Following are remarks made by John Calabro, VP for Alumni Support, on Friday, 12 September 2003.
“My name is John Calabro. In addition to being here to celebrate my 35th Class Reunion, I am also here today in my official capacity as Vice President for Alumni Support at the Association of Graduates. The Association of Graduates is making a special presentation today to LTC (Ret.) Ron Turner, Class of 1958. Ron, would you please come up?
To assist in the presentation we have Cadet Josh Simpson, Vice President of the Class of 2004; Cadet James Freeze, President of the Class of 2005; and Cadet Brandon Archuleta, President of the Class of 2006. We asked these cadet class leaders to assist with this presentation for reasons that will be clear in a few minutes.
In 1999, Ron Turner had an idea. He acted on that idea by sending a letter and an article to Jay Olejniczak, Vice President for Publications at the AOG. In the article, later published in ASSEMBLY magazine, Ron stated:
“West Point invented the concept of the class ring in 1835, and we, her graduates, have all experienced the thrill of finally earning the right to wear our own West Point class ring with pride ever since. We all were proud to receive our ring, the symbol of membership in the Long Gray Line. Perhaps we would have been even prouder had our new class rings included traces of the gold from rings of past graduates — some of whom served many years before we, our parents, or even our grandparents were born. Would not such a “Memorial Class Ring” be even more significant?
We, as graduates of West Point, should establish such a “Memorial Class Ring” program. Basically, we need a program whereby graduates may bequeath (or graduates’ descendants may donate) West Point class rings for the specific purpose of incorporating the gold into the class rings of future graduates. These graduates would then wear rings composed in part of gold from class rings worn by hundreds of West Pointers who since have joined the “ghostly assemblage.”
Even before the article was printed, Tony Ferraiuolo, who works for me as Director of Class Support, embraced that suggestion and started the wheels in motion to obtain cadet interest and chain of command approval to begin such a program. The program was inaugurated with the Bicentennial Class of 2002 when gold from 32 rings was melted and merged with new gold to make the rings for the Class. Each year since a portion of the original gold, infused with gold from succeeding melts, has become part of the rings for each Firstie class. To date gold from 68 rings have become part of this special program. One of them is the ring that belonged to Ron Turner.

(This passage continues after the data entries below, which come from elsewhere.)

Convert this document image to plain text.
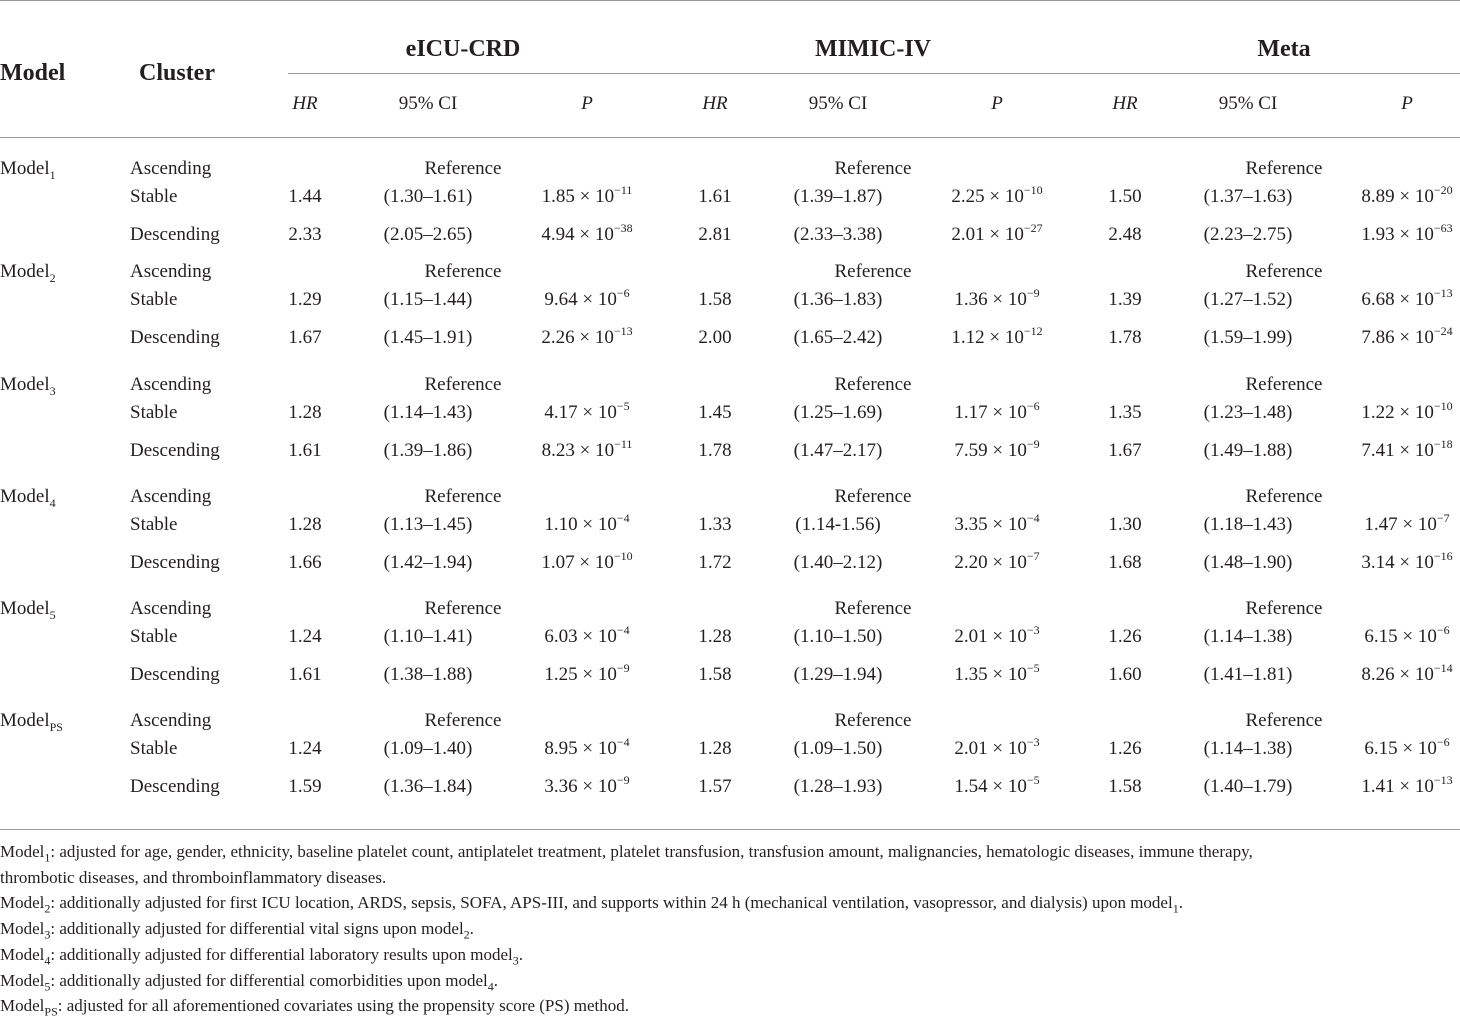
Model	Cluster
eICU-CRD	MIMIC-IV	Meta
HR	95% CI	P	HR	95% CI	P	HR	95% CI	P
Model$_1$	Ascending	Reference	Reference	Reference
Stable	1.44	(1.30–1.61)	$1.85 \times 10^{-11}$	1.61	(1.39–1.87)	$2.25 \times 10^{-10}$	1.50	(1.37–1.63)	$8.89 \times 10^{-20}$
Descending	2.33	(2.05–2.65)	$4.94 \times 10^{-38}$	2.81	(2.33–3.38)	$2.01 \times 10^{-27}$	2.48	(2.23–2.75)	$1.93 \times 10^{-63}$
Model$_2$	Ascending	Reference	Reference	Reference
Stable	1.29	(1.15–1.44)	$9.64 \times 10^{-6}$	1.58	(1.36–1.83)	$1.36 \times 10^{-9}$	1.39	(1.27–1.52)	$6.68 \times 10^{-13}$
Descending	1.67	(1.45–1.91)	$2.26 \times 10^{-13}$	2.00	(1.65–2.42)	$1.12 \times 10^{-12}$	1.78	(1.59–1.99)	$7.86 \times 10^{-24}$
Model$_3$	Ascending	Reference	Reference	Reference
Stable	1.28	(1.14–1.43)	$4.17 \times 10^{-5}$	1.45	(1.25–1.69)	$1.17 \times 10^{-6}$	1.35	(1.23–1.48)	$1.22 \times 10^{-10}$
Descending	1.61	(1.39–1.86)	$8.23 \times 10^{-11}$	1.78	(1.47–2.17)	$7.59 \times 10^{-9}$	1.67	(1.49–1.88)	$7.41 \times 10^{-18}$
Model$_4$	Ascending	Reference	Reference	Reference
Stable	1.28	(1.13–1.45)	$1.10 \times 10^{-4}$	1.33	(1.14-1.56)	$3.35 \times 10^{-4}$	1.30	(1.18–1.43)	$1.47 \times 10^{-7}$
Descending	1.66	(1.42–1.94)	$1.07 \times 10^{-10}$	1.72	(1.40–2.12)	$2.20 \times 10^{-7}$	1.68	(1.48–1.90)	$3.14 \times 10^{-16}$
Model$_5$	Ascending	Reference	Reference	Reference
Stable	1.24	(1.10–1.41)	$6.03 \times 10^{-4}$	1.28	(1.10–1.50)	$2.01 \times 10^{-3}$	1.26	(1.14–1.38)	$6.15 \times 10^{-6}$
Descending	1.61	(1.38–1.88)	$1.25 \times 10^{-9}$	1.58	(1.29–1.94)	$1.35 \times 10^{-5}$	1.60	(1.41–1.81)	$8.26 \times 10^{-14}$
Model$_{PS}$	Ascending	Reference	Reference	Reference
Stable	1.24	(1.09–1.40)	$8.95 \times 10^{-4}$	1.28	(1.09–1.50)	$2.01 \times 10^{-3}$	1.26	(1.14–1.38)	$6.15 \times 10^{-6}$
Descending	1.59	(1.36–1.84)	$3.36 \times 10^{-9}$	1.57	(1.28–1.93)	$1.54 \times 10^{-5}$	1.58	(1.40–1.79)	$1.41 \times 10^{-13}$
Model$_1$: adjusted for age, gender, ethnicity, baseline platelet count, antiplatelet treatment, platelet transfusion, transfusion amount, malignancies, hematologic diseases, immune therapy,
thrombotic diseases, and thromboinflammatory diseases.
Model$_2$: additionally adjusted for first ICU location, ARDS, sepsis, SOFA, APS-III, and supports within 24 h (mechanical ventilation, vasopressor, and dialysis) upon model$_1$.
Model$_3$: additionally adjusted for differential vital signs upon model$_2$.
Model$_4$: additionally adjusted for differential laboratory results upon model$_3$.
Model$_5$: additionally adjusted for differential comorbidities upon model$_4$.
Model$_{PS}$: adjusted for all aforementioned covariates using the propensity score (PS) method.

Ron, the response to this program from donors, cadets, and the vast majority of those who have now heard about the program is extremely positive. The existence of the program has been a significant theme of the Superintendent’s remarks to the Firstie Class at their Ring Banquet for the past three years, and we believe it will be for all the years to follow. I have asked Cadet Class Officers Simpson ’04, whose class just received their rings, and Freeze ’05 and Archuleta ’06, whose classes will be participating in the program when they receive theirs, to assist me with this presentation.
It is our distinct honor to present you with this engraved tray. The inscription reads: “LTC (Retired) Ronald D. Turner ’58, In grateful appreciation for his vision in suggesting the establishment of the Class Ring Memorial Program Presented 12 September 2003 By The Association of Graduates.” Cadets Simpson, Archuleta, and Freeze joined John Calabro in presenting the award to Ron Turner.